Obligation de résultat

« Le ZRP n’est pas simplement une analyse de cuve pour la libérer, c’est aussi la réduction des pesticides avec un usage plus respectueux » précise Éric Hénaux, le directeur général de Tutiac. « L’intérêt du ZRP, c’est son obligation de moyen (des listes de pesticides à ne pas utiliser) et surtout de résultat (des analyses de résidu sur chaque lot) » résume Stéphane Héraud, le président de la cave de Tutiac. Exploitant 75 ha de vignes certifiées HVE, le viticulteur s’est engagé dans la démarche ZRP et se convertit à la bio : « il n’y a pas de guerre à avoir entre les démarches » explique-t-il, mettant en avant la progressivité et la complémentarité des démarches, techniquement et économiquement : « la HVE c’est la porte d’entrée, mais ça coûte un peu d’argent. Le ZRP, ça coûte beaucoup ».
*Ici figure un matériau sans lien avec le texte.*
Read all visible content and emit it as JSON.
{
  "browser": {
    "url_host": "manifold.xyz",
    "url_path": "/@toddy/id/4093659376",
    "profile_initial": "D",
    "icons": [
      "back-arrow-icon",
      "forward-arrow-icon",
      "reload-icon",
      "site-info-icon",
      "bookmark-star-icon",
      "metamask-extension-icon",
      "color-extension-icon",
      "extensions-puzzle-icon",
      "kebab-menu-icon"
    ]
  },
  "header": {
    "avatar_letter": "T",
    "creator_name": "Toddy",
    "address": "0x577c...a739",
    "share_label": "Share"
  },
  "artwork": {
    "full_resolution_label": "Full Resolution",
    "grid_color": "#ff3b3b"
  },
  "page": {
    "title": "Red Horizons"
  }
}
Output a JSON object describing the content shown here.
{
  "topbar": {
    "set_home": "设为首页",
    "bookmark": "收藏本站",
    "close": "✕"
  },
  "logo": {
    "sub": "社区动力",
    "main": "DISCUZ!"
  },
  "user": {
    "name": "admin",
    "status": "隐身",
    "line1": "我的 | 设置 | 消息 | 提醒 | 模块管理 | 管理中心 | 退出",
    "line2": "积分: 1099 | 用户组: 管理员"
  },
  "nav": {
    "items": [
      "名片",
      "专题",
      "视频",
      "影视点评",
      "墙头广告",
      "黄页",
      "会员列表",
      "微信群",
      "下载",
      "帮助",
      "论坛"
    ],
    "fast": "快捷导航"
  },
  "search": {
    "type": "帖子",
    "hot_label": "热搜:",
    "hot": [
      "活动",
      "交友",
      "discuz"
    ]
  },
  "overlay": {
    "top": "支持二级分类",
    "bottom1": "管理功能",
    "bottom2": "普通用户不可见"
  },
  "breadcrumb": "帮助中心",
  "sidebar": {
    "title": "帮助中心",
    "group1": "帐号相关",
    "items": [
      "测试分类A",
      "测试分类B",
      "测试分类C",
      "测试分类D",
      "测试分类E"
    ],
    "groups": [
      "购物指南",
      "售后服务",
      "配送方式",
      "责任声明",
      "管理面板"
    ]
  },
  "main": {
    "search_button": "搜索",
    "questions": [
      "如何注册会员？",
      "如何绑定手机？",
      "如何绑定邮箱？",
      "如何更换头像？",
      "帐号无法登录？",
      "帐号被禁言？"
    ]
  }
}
Si la rémunération des adhérents de Tutiac ne valorise pas la certification HVE (90 % des surfaces étant certifiée), les raisins ZRP et AB bénéficient de plus-value de +20 et +40 % pour répondre aux surcoûts de production. « Bio et ZRP sont des investissements personnels. On passe beaucoup de temps et de week-ends dans nos tracteurs et nos vignes. C’est aussi de l’argent, avec un investissement dans le matériel » témoigne Céline Martineau, vice-présidente de Tutiac. Exploitant 42 ha (en HVE et ZRP, en conversion bio), la viticultrice se souvient qu’elle désherbait précédemment son exploitation sur un quad en deux jours : sur le millésime 2021, la gestion mécanique des adventices l’aura mobilisée jusqu’en août.

Flexibilité

Éprouvant, ce millésime 2021 l’aura également été dans la gestion de la pression mildiou. Mais contrairement au bio ne laisse pas de place au moindre traitement conventionnel (sous peine de redémarrer trois ans de conversion), la démarche ZRP permet de sécuriser les rendements et tranquilliser l’esprit avec une certification à l’année (qui laisse la possibilité de mesures d’urgence faisant perdre le label sur le moment, mais permettant d’y revenir l’an prochain). « C’est une bouée de sauvetage de pouvoir traiter si on risque de perdre la récolte. Mais sur une année très compliquée comme 2021, on a pu aller jusqu’au bout de la démarche ZRP » note Stéphane Héraud. Alors que la précision des analyses de résidus va croissante, le viticulteur est confiant dans la capacité des vignerons à continuer à améliorer leurs pratiques. Et à produire dans la durée sous label ZRP.

Premier producteur en 2019 de vins labelisés ZRP, Tutiac compte rester pionnier indique Éric Hénaux. Qui pointe tout l’intérêt du label : il est transverse aux productions agricoles (étant porté par le collectif Nouveaux Champs, issu des fruits et légumes) et sera visible dans plusieurs rayons de la grande distribution, démultipliant sa notoriété. Chez Intermarché, on croit dans le potentiel commercial du label, tout en se montrant prudent. « Il est trop tôt pour tirer des conclusions. Il faut du temps et aller étape par étape » rapporte Pierre Scohy, qui attend qu’une année de commercialisation s’écoule afin d’évoquer une augmentation du nombre de références.